Kenya is one of the largest producers of milk in Africa. Large scale dairy farming accounts for 20 per cent of national milk production and small scale farming 80 per cent.
The largest single milk processor is the New Kenya Co operative Creameries. Smaller factories do roaring businesses in Nairobi, Limuru, Nakuru, Kitale and Eldoret. Milk production and processing of products such as yorghut, butter, cheese, ghee and powdered milk have increased significantly in recent years.
The dairy sub-sector plays a critical role in the livelihood of many Kenyans. The sub-sector is also a significant contributor to the country’s GDP. The revival of the dairy industry in 2003 led to improvement in milk production and marketing.
Milk production in Kenya is dominated by small scale producers mainly in the Rift Valley, Central and Eastern provinces. Various production systems, which mainly rely on rain-fed agriculture, are used. The current dairy cattle population is estimated at four million. Total milk production is estimated at about 4.8 million tonnes — cow milk estimated at 4.5 million tonnes, goat milk 150,000 tonnes and camel about 50,000 tonnes.
Marketing milk is done through the formal and informal sectors. The formal comprises 27 milk processors, 64 mini-dairies, 78 cottage industries, 1,138 milk bars and 757 primary milk producers. The milk marketed through the formal sector has increased in recent years. This has been a result intervention taken by the Government and other stakeholders.
Kenya exports substantial quantities of milk and milk products to the region. Intra-regional trade in dairy products in the East African Community has continued to gain momentum and benefits the Kenyan dairy industry. The main products exported are long life milk and powder milk. Dairy imports have gone down over time as Kenya becomes increasingly more self-sufficient in milk and milk products. However, specialized milk products are imported from New Zealand and the European Union.
Since 2003, the Government introduced several measures:
• Restructured and improved capacity building of the Kenya Dairy Board
• Revived and strengthened New KCC and other farmer organizations like Agricultural Finance Corporation and cooperatives
• Reviewed dairy policies and regulations
• Improved milk producer prices and payment of milk producers
• Encouraged the private sector to mobilize resources
• Monitored dairy imports
The interventions resulted in stronger producer organizations, which were able to market dairy produce and increased access to extension services among others. This made the sector a much sought-after investment destination.
Consequently, production and marketing of dairy produce increased, with the annual milk production rising from 2.8 billion litres in 2002 to four billion litres in 2009 and intake by processors from 143.5 million litres in 2002 to 406 million in 2009, representing a 180 per cent increase.
Some key legislative measures undertaken during the period include the review of import and export procedures for dairy produce that led to diminished imports and a sharp rise in exports. The quantity of milk and milk products exported rose from 100,000kg in 2001 to 10.9 million kilogrammes in 2008. But due to drought, export figures dropped to 5 million kilos in 2009.
The main milk processing plants have increased exports to the East African Community, COMESA, the Middle East and West Africa. Consequently, prices have improved tremendously from an average of sh8 a litre in 2003 to Sh25 a litre in 2009, an increase of 213 per cent. As a result many Kenyans, especially the youth have turned to dairying.
In 2008, post-election violence disrupted dairy activities in most parts of the Rift Valley, a major milk producing area, resulting in cattle theft, farmer displacement abandonment of routine livestock management practices. This led to a sharp drop in milk production and marketing in the affected areas.
Although the country has the capacity to process about the million litres a day, a large percentage is for fresh pasteurized milk which has a short shelf-life. The market for fresh pasteurized milk is also fairly constant and cannot be easily expanded in the short run.
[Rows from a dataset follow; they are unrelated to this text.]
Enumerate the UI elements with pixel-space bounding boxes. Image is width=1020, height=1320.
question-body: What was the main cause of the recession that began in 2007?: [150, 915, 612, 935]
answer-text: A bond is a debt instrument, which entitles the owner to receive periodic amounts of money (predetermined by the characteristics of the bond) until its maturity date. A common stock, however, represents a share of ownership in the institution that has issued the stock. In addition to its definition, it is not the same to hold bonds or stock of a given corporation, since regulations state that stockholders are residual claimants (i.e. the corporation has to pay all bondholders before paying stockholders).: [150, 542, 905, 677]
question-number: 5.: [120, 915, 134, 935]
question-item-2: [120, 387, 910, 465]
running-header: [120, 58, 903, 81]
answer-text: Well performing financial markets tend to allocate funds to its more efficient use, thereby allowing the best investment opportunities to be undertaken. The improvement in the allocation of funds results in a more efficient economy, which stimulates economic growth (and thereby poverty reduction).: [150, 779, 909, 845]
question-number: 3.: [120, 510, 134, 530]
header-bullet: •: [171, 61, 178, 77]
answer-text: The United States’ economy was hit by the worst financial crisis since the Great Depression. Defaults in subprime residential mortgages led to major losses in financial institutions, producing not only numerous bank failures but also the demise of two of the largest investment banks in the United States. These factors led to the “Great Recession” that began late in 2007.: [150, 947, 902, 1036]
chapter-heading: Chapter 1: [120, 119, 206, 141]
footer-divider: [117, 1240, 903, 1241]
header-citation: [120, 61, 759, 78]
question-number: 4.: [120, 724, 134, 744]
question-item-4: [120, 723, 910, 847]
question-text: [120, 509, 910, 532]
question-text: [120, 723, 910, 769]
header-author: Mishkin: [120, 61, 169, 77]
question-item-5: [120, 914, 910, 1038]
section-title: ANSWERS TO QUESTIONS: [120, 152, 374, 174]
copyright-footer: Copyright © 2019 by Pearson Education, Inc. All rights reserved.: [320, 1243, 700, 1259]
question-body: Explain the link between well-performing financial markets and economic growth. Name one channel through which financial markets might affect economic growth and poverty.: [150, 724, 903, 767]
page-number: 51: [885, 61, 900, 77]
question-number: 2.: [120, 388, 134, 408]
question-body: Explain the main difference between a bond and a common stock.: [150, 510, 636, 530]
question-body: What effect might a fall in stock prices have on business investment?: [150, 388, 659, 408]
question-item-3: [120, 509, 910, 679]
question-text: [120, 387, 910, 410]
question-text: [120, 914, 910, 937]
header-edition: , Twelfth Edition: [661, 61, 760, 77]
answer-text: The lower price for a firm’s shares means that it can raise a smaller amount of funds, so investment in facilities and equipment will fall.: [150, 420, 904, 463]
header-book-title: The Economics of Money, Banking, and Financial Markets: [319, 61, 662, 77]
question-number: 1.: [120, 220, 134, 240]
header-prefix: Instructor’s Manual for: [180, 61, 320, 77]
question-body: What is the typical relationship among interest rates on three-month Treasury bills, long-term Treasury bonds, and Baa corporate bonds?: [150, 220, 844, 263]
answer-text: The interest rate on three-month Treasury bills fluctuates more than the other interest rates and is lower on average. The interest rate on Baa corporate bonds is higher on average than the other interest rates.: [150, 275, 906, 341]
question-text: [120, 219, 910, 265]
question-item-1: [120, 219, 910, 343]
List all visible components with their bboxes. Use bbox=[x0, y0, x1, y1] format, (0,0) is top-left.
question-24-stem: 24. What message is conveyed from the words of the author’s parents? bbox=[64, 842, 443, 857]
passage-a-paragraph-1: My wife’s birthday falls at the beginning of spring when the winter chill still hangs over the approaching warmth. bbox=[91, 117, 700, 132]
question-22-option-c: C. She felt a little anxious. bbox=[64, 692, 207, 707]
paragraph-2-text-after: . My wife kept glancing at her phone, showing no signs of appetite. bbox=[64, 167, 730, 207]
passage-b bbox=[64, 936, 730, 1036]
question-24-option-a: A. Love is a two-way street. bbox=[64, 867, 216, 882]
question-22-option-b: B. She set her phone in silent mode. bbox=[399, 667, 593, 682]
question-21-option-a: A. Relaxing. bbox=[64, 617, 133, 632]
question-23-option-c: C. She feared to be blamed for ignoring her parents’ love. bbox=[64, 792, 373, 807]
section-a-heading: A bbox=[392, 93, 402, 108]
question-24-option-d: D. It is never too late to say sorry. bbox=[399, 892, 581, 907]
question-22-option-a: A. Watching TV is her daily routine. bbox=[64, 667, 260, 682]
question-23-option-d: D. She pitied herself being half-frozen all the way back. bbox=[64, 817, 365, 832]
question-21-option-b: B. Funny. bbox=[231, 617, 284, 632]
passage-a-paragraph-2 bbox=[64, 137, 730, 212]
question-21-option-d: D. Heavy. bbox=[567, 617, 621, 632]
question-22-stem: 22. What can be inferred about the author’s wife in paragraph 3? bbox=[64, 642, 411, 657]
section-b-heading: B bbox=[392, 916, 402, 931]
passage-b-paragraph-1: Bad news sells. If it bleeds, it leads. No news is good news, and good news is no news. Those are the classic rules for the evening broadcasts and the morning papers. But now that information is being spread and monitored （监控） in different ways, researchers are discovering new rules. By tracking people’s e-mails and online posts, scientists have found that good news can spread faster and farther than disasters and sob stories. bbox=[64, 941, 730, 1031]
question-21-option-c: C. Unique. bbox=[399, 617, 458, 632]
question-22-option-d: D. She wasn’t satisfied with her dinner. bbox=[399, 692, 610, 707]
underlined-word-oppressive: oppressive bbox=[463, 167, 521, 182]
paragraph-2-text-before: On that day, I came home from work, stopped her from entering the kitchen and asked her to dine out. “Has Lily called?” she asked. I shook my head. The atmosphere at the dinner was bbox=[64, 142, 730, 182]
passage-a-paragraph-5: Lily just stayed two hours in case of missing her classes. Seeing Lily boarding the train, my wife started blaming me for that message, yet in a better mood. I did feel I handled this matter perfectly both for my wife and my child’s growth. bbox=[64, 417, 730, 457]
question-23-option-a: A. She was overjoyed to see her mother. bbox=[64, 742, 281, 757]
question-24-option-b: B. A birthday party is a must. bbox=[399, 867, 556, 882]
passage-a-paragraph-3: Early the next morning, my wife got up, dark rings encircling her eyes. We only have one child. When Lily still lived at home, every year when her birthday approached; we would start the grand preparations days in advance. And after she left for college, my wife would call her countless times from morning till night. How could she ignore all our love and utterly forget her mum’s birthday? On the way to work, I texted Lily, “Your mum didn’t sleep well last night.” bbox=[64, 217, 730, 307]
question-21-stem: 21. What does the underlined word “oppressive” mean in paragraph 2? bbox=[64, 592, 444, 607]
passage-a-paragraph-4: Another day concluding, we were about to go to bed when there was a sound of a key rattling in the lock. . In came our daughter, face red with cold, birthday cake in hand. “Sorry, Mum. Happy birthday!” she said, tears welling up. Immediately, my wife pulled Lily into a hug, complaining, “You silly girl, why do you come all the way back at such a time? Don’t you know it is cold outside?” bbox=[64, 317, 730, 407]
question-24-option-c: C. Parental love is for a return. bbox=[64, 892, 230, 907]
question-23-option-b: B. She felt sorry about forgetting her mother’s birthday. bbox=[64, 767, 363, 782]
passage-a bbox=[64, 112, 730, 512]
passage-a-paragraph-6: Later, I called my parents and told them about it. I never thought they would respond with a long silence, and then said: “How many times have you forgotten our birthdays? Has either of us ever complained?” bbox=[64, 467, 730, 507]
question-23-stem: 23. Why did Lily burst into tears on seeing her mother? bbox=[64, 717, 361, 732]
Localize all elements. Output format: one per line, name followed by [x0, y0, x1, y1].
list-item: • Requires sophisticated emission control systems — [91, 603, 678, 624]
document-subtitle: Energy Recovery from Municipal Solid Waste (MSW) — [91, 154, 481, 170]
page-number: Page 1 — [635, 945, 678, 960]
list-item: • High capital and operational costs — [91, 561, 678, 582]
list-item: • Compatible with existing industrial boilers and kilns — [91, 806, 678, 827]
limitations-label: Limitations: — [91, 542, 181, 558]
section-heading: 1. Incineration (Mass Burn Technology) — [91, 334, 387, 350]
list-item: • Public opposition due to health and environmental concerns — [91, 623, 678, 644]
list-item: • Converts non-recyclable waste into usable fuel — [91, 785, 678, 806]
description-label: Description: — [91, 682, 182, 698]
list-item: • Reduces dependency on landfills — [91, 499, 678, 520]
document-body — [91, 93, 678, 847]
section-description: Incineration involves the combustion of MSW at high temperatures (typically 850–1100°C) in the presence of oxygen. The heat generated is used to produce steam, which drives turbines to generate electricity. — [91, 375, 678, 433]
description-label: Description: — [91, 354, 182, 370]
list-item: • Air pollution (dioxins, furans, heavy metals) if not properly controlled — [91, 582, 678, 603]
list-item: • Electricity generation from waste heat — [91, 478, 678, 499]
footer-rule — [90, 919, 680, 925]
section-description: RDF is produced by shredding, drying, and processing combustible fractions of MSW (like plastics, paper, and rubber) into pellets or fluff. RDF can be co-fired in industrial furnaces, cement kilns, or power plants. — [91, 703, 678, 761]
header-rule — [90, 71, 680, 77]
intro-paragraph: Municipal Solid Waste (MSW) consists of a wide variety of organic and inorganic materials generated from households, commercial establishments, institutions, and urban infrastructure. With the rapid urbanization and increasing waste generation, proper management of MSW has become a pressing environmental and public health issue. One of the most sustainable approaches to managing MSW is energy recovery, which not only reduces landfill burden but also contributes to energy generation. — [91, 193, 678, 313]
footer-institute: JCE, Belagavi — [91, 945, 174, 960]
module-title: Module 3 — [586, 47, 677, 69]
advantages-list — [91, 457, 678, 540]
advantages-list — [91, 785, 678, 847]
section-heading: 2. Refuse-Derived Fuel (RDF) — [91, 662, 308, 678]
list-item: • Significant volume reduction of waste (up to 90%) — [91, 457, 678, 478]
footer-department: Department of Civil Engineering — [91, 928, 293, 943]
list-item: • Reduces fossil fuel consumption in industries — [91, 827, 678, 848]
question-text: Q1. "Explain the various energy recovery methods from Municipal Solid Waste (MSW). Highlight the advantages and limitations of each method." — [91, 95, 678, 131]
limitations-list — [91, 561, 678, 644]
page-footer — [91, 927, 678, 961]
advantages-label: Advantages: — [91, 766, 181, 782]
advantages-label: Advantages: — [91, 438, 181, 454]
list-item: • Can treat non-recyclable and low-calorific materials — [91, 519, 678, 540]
The Kenya Dairy Board and the Ministry of Livestock Development have sought a sustainable short, medium and long-term solution to overproduction:’
The Government has given S11300 million ($3.75 million) to mop up excess processed milk. It will also give a grant to offload the expected accumulation of long-life milk stocks. The New KCC has been supported to refurbish and commission a LIED’ plant in Eldoret and a condensed milk plant in Naivasha, and to procure, install and commission an additional milk drier.
Milk powder will be incorporated into the National Food Strategic Reserve, which will help the uptake of excess produce that can be offloaded into the market during times of scarcity.